The HSA insurance plan itself is a high deductible plan that utilizes a PPO or HMO network. There are no copays for doctor's office vsits or prescriptions - all goes toward the deductible and then is paid at coinsurance amounts once the yearly deductible has been met.
The HSA savings account portion is separate. As an incentive for a person to manage their health care costs, Congress allowed an insured to pay into a special HSA savings account up to the amount determined by the Government for each year. This is regardless of the deductible taken. This payment would be paid by the insured and deducted from the insured's income on a before tax basis. The insured would then be allowed to use this account to pay for medical and related expenses. The money could even be used to cover medical charges not covered by their health plan.
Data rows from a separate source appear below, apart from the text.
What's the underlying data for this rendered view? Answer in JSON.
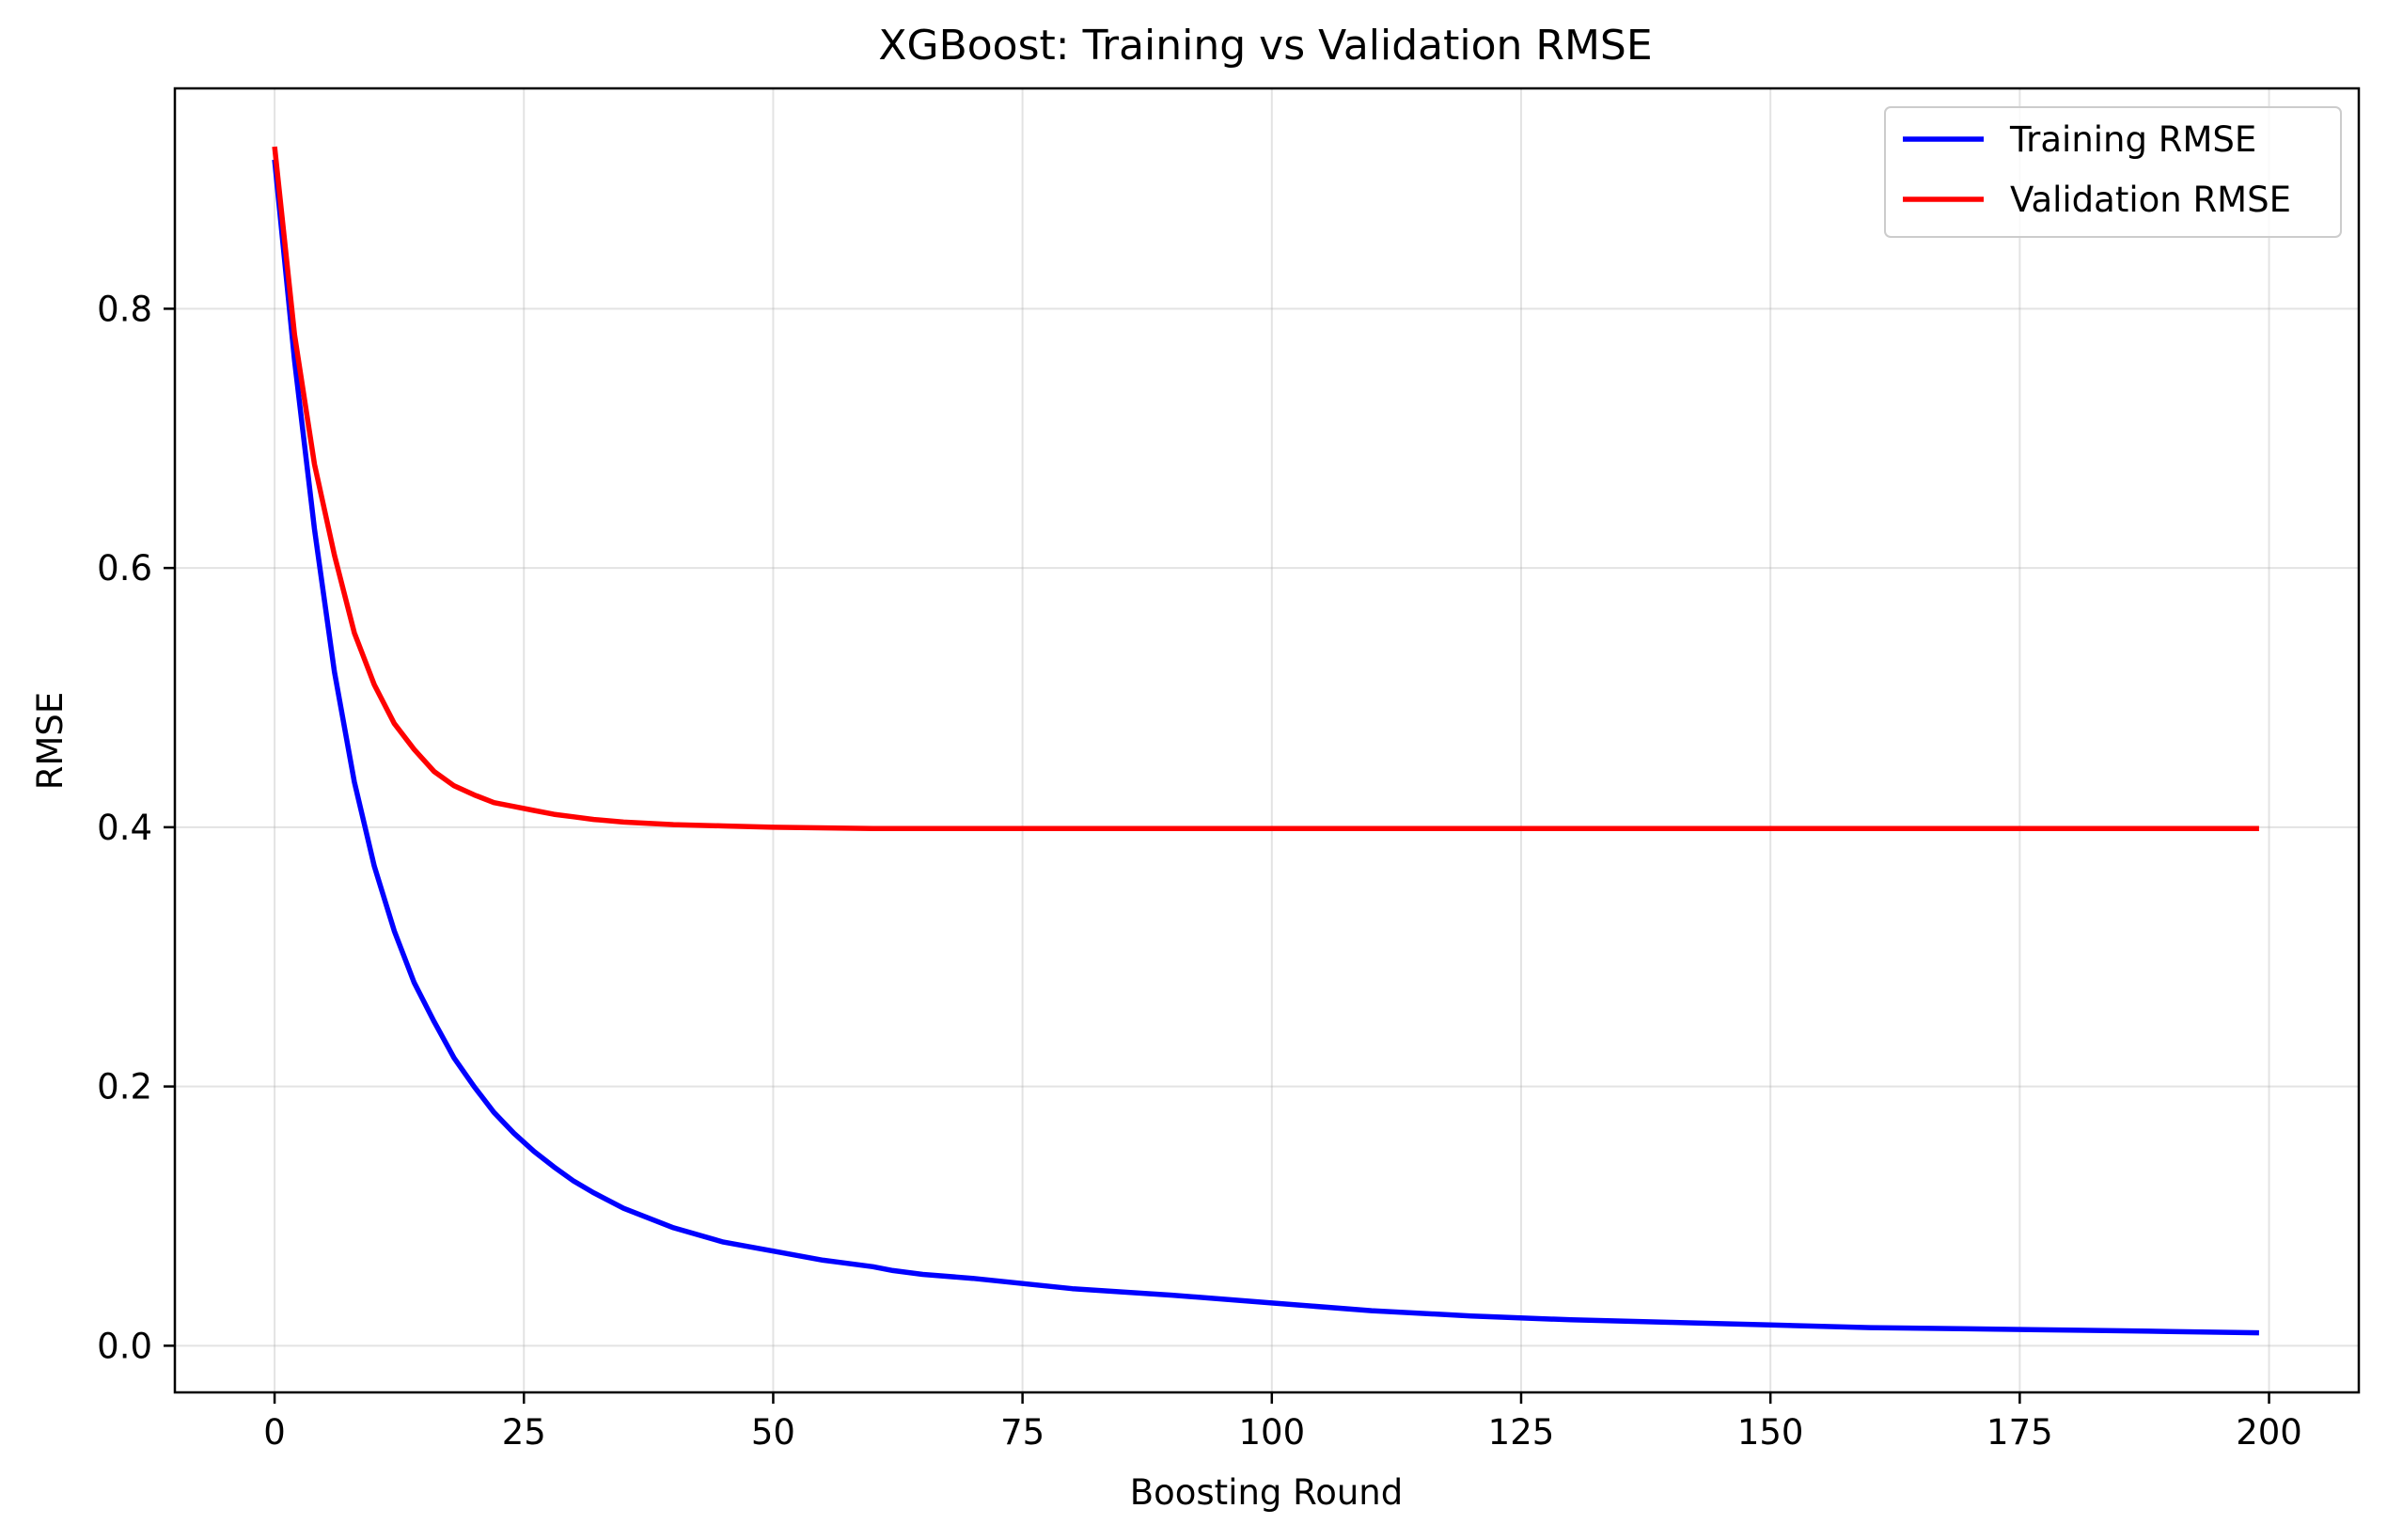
{
  "chart_data": {
    "type": "line",
    "title": "XGBoost: Training vs Validation RMSE",
    "xlabel": "Boosting Round",
    "ylabel": "RMSE",
    "xlim": [
      -10,
      209
    ],
    "ylim": [
      -0.036,
      0.97
    ],
    "xticks": [
      0,
      25,
      50,
      75,
      100,
      125,
      150,
      175,
      200
    ],
    "yticks": [
      0.0,
      0.2,
      0.4,
      0.6,
      0.8
    ],
    "xtick_labels": [
      "0",
      "25",
      "50",
      "75",
      "100",
      "125",
      "150",
      "175",
      "200"
    ],
    "ytick_labels": [
      "0.0",
      "0.2",
      "0.4",
      "0.6",
      "0.8"
    ],
    "grid": true,
    "legend_position": "top-right",
    "series": [
      {
        "name": "Training RMSE",
        "color": "#0000ff",
        "x": [
          0,
          2,
          4,
          6,
          8,
          10,
          12,
          14,
          16,
          18,
          20,
          22,
          24,
          26,
          28,
          30,
          32,
          35,
          40,
          45,
          50,
          55,
          60,
          62,
          65,
          70,
          75,
          80,
          90,
          100,
          110,
          120,
          130,
          140,
          150,
          160,
          170,
          180,
          190,
          199
        ],
        "y": [
          0.915,
          0.76,
          0.63,
          0.52,
          0.435,
          0.37,
          0.32,
          0.28,
          0.25,
          0.222,
          0.2,
          0.18,
          0.164,
          0.15,
          0.138,
          0.127,
          0.118,
          0.106,
          0.091,
          0.08,
          0.073,
          0.066,
          0.061,
          0.058,
          0.055,
          0.052,
          0.048,
          0.044,
          0.039,
          0.033,
          0.027,
          0.023,
          0.02,
          0.018,
          0.016,
          0.014,
          0.013,
          0.012,
          0.011,
          0.01
        ]
      },
      {
        "name": "Validation RMSE",
        "color": "#ff0000",
        "x": [
          0,
          2,
          4,
          6,
          8,
          10,
          12,
          14,
          16,
          18,
          20,
          22,
          24,
          26,
          28,
          30,
          32,
          35,
          40,
          45,
          50,
          60,
          70,
          80,
          100,
          120,
          150,
          175,
          199
        ],
        "y": [
          0.925,
          0.78,
          0.68,
          0.61,
          0.55,
          0.51,
          0.48,
          0.46,
          0.443,
          0.432,
          0.425,
          0.419,
          0.416,
          0.413,
          0.41,
          0.408,
          0.406,
          0.404,
          0.402,
          0.401,
          0.4,
          0.399,
          0.399,
          0.399,
          0.399,
          0.399,
          0.399,
          0.399,
          0.399
        ]
      }
    ]
  }
}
To further simplify, the H S A comes in two parts. One is a high deductible health plan for which you would pay a monthly premium. The second is a hedical saving account, where you could pay into the account up to a certain amount year. This amount is determined each year by the government. This account is your money. If you use the money to pay medical expenses, it is never taxed. If you do not use the money in this account, It will remain your money and essentially becomes like an IRA. The difference is between an I R A and an H S A is the H S A funds can be withdrawn at any time to pay medical expenses without penalty. Also, any excess funds must remain in the H S A account until age 65 in order to be withdrawn without penalty. Any monies withdrawn after age 65 will be subject to regular income tax at the time of withdrawal.